The Madagascar scops owl is endemic to Madagascar where it is found throughout the island. As its common name "rainforest" suggests, the nominate subspecies O. r. rutilus prefer humid tropical forest and bush and occurs in the east of the island, whereas the Torotoroka subspecies O. r. madagascariensis prefers drier habitats and occurs in the west of the island.

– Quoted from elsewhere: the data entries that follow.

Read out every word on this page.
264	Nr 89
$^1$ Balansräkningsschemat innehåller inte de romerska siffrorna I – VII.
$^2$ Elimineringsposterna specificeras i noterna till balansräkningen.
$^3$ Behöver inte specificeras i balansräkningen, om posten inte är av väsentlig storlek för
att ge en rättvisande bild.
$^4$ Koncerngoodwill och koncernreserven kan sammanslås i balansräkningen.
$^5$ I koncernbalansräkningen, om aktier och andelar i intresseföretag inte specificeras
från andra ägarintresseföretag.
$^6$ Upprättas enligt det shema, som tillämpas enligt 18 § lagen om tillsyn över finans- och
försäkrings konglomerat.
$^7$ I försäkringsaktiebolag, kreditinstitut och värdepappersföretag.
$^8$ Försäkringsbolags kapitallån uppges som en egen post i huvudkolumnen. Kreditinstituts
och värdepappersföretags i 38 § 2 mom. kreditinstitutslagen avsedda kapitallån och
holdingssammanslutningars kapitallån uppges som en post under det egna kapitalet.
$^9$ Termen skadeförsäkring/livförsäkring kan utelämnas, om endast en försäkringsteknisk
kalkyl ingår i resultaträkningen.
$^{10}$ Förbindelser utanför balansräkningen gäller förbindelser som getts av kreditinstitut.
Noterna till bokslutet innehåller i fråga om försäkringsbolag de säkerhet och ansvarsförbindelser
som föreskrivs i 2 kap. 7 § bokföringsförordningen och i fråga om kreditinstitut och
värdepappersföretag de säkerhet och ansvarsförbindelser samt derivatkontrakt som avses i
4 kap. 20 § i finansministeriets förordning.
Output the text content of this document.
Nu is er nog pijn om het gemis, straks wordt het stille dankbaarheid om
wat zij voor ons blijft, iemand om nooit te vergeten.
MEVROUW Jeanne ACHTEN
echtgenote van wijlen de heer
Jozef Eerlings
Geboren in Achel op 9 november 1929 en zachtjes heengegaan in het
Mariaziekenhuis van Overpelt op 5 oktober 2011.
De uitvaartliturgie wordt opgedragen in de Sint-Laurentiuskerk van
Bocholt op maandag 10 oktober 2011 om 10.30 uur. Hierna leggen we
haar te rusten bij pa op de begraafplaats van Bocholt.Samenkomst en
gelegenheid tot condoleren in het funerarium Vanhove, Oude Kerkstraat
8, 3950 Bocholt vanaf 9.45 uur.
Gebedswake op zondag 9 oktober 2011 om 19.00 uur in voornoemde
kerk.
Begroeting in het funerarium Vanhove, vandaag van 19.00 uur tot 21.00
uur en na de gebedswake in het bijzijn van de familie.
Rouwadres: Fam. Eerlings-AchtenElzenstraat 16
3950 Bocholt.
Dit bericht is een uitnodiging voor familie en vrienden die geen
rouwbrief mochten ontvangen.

Its natural habitat is subtropical or tropical dry forests, as well as man-made habitats such as parks, up to 2,000 m above sea level.

==Behaviour==
The Madagascar scops owl feeds on invertebrates, such as grasshoppers, beetles, moths and spiders, as well as taking small vertebrates. It hunts mostly at night from a perch but will also catch moths on the wing. It roosts during the day, hidden in dense foliage, on a branch or next to the tree trunk. Little is known about the breeding biology of this species. The nest is in a tree hollow and 3 or 4 white eggs are laid, probably in November and December.

==Taxonomy==
The rainforest scops owl, the Mayotte scops owl (O. mayottensis), the Pemba scops owl (O. pembaensis) and the Torotoroka scops owl (O. madagascarensis) have all previously been lumped as one species. Recent genetic studies have placed the Pemba scops owl closer to the clade containing the African scops owl (O. sengalensis), while the Mayotte scops owl is clearly separate from the remaining two. The status of the rainforest is debatable as there is very little genetic distance between the two taxa and subsequent studies have suggested that the plumage differences between O. rutilus and O. madagascariensis are small and that their voices intergrade. Therefore the rainforest and Torotoroka scops owls become subspecies under the new name Madagascar scops owl, taking the scientific name Otus rutilus.